De Raad besloot geen significante wijzigingen aan te brengen in de aanvullende standaardinformatie voor stoffen die tot de volgende twee categorieën behoren: vervaardigd of ingevoerd in hoeveelheden van 100 tot 1000 ton, respectievelijk 1000 ton of meer per jaar per fabrikant of importeur. De Commissie stelt binnen 18 maanden na de inwerkingtreding criteria vast om te bepalen wat een adequate motivering is om op grond van de in het chemisch veiligheidsrapport ontwikkelde blootstellingsscenario's een aantal van de proeven achterwege te laten.


3. Stoffen in voorwerpen

Stoffen die bedoeld zijn om uit voorwerpen vrij te komen, worden inhoudelijk als alle andere stoffen behandeld, en geregistreerd volgens de 3-, 6- of 11-jarige periode van geleidelijke integratie.
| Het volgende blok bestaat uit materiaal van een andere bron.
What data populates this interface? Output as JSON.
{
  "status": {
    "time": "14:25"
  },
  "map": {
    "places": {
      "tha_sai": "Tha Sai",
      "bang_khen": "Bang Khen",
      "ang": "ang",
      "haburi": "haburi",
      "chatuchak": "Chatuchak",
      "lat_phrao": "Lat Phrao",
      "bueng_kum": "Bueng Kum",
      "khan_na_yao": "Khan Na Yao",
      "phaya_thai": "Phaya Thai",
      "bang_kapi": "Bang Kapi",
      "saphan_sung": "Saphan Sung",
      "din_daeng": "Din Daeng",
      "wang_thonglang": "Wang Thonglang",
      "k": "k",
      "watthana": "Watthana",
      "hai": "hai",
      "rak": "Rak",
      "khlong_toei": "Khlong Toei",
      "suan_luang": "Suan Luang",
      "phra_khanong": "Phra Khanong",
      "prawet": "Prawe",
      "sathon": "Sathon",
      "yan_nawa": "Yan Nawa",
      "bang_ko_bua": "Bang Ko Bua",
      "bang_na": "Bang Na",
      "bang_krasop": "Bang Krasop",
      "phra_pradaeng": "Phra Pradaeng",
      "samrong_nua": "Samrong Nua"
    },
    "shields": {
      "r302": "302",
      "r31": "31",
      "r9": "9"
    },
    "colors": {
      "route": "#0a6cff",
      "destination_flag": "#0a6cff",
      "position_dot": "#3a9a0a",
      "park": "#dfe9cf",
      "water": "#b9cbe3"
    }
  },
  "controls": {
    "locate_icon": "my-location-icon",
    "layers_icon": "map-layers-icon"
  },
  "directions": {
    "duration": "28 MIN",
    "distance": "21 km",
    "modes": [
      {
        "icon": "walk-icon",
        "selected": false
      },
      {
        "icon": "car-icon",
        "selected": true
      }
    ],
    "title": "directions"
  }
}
Voorts zullen fabrikanten en importeurs verplicht worden bij het Agentschap een kennisgeving in te dienen voor stoffen die aan de vergunningscriteria voldoen indien de hoeveelheid stoffen in de voorwerpen bepaalde drempels overschrijdt, en wanneer niet valt uit te sluiten dat de mens of het milieu tijdens de levenscyclus van het voorwerp aan deze stof zal worden blootgesteld.

Wanneer het Agentschap van oordeel is dat er redenen zijn om te vermoeden dat een stof uit voorwerpen vrijkomt en dat dit een risico voor de gezondheid van de mens of voor het milieu inhoudt, kan het eisen dat fabrikanten of importeurs van voorwerpen een registratie indienen.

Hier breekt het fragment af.